NLP preprocessing

sermakarevich · February 15, 2018, 5:31pm

Hey guys. I struggle to find any good resources about text preprocessing/cleaning before modelling. If you know some, please share. I was thinking about:

fixing errors in text
extracting smiles
cleaning garbage
advices what to do with special structures: ip, dates, address
+ anything else I have no idea about

radek · February 15, 2018, 5:51pm

I guess it depends a bit on what you want to do.

I only had a stab at some simple things (like this RNN model on presidential speeches) but generally I would throw a lot of regex at it and then let something like spacy do the trick (for word level data).

Probably more info might be helpful here - what are you trying to build, what you have as inputs, etc.

Would be cool to hear from someone doing this in a professional setting But guessing there might not be an easy rule of thumb to follow here and everything will be situation and data specific.

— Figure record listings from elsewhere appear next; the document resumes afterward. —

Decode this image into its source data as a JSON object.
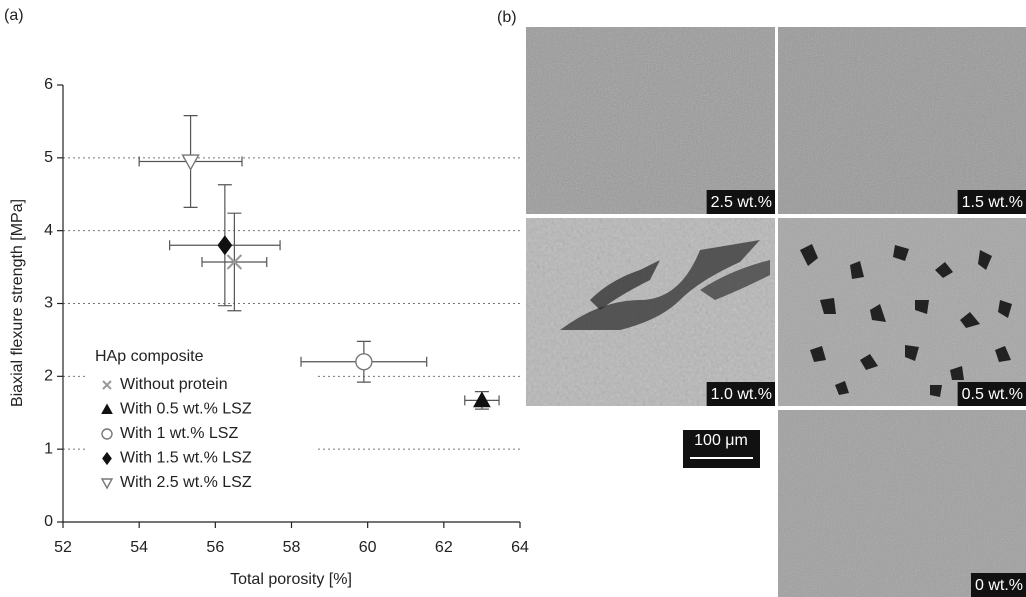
{
  "chart_data": {
    "type": "scatter",
    "panel_label": "(a)",
    "x_label": "Total porosity [%]",
    "y_label": "Biaxial flexure strength [MPa]",
    "legend_title": "HAp composite",
    "xlim": [
      52,
      64
    ],
    "xticks": [
      52,
      54,
      56,
      58,
      60,
      62,
      64
    ],
    "ylim": [
      0,
      6
    ],
    "yticks": [
      0,
      1,
      2,
      3,
      4,
      5,
      6
    ],
    "grid": true,
    "series": [
      {
        "name": "Without protein",
        "marker": "x",
        "color": "#999999",
        "filled": false,
        "x": [
          56.5
        ],
        "values": [
          3.57
        ],
        "xerr": [
          0.85
        ],
        "yerr": [
          0.67
        ]
      },
      {
        "name": "With 0.5 wt.% LSZ",
        "marker": "triangle-up",
        "color": "#111111",
        "filled": true,
        "x": [
          63.0
        ],
        "values": [
          1.67
        ],
        "xerr": [
          0.45
        ],
        "yerr": [
          0.12
        ]
      },
      {
        "name": "With 1 wt.% LSZ",
        "marker": "circle",
        "color": "#777777",
        "filled": false,
        "x": [
          59.9
        ],
        "values": [
          2.2
        ],
        "xerr": [
          1.65
        ],
        "yerr": [
          0.28
        ]
      },
      {
        "name": "With 1.5 wt.% LSZ",
        "marker": "diamond",
        "color": "#111111",
        "filled": true,
        "x": [
          56.25
        ],
        "values": [
          3.8
        ],
        "xerr": [
          1.45
        ],
        "yerr": [
          0.83
        ]
      },
      {
        "name": "With 2.5 wt.% LSZ",
        "marker": "triangle-down",
        "color": "#777777",
        "filled": false,
        "x": [
          55.35
        ],
        "values": [
          4.95
        ],
        "xerr": [
          1.35
        ],
        "yerr": [
          0.63
        ]
      }
    ]
  },
  "micrographs": {
    "panel_label": "(b)",
    "labels": [
      "2.5 wt.%",
      "1.5 wt.%",
      "1.0 wt.%",
      "0.5 wt.%",
      "0 wt.%"
    ],
    "scale_bar": "100 μm"
  }
}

sermakarevich · February 15, 2018, 5:55pm

I can say only that it is smth on Kaggle, can`t be more specific. I hopped that something like fixing typos should not be task specific.

radek · February 15, 2018, 9:34pm

Fixing typos is quite a unique requirement and I am not sure it is commonly encountered. I am also not familiar with any tool that would be able to do this for you but my NLP knowledge is limited.

You could cook something up where you check the words against a dictionary and maybe map them to correct words if the count of unique mispellings is low. Not a great solution. I know ruby libraries often suggest you how something should be spelled if you get an error so maybe this is a direction worth exploring.

My best bet - and this is where I would start - would be to mark words that occur less then n times as unknown. Torchtext supports this and so does fastai.

sermakarevich · February 16, 2018, 9:37am

It looks like fastText might be useful to deal with typos: it just has vectors for words with typos. So when you build your embedding matrix, you miss less pre-trained vectors. https://www.kaggle.com/mschumacher/using-fasttext-models-for-robust-embeddings

digitalspecialists · February 16, 2018, 3:49pm

I don’t know how practical for your use case, but scraping google for ‘Did you mean …’ alternatives is a clever idea. https://www.kaggle.com/steubk/fixing-typos

Moody · February 17, 2018, 12:48am

You may want to join this study group. The first online meeting will talk about NLP prepocessing. Let’s learn deeper.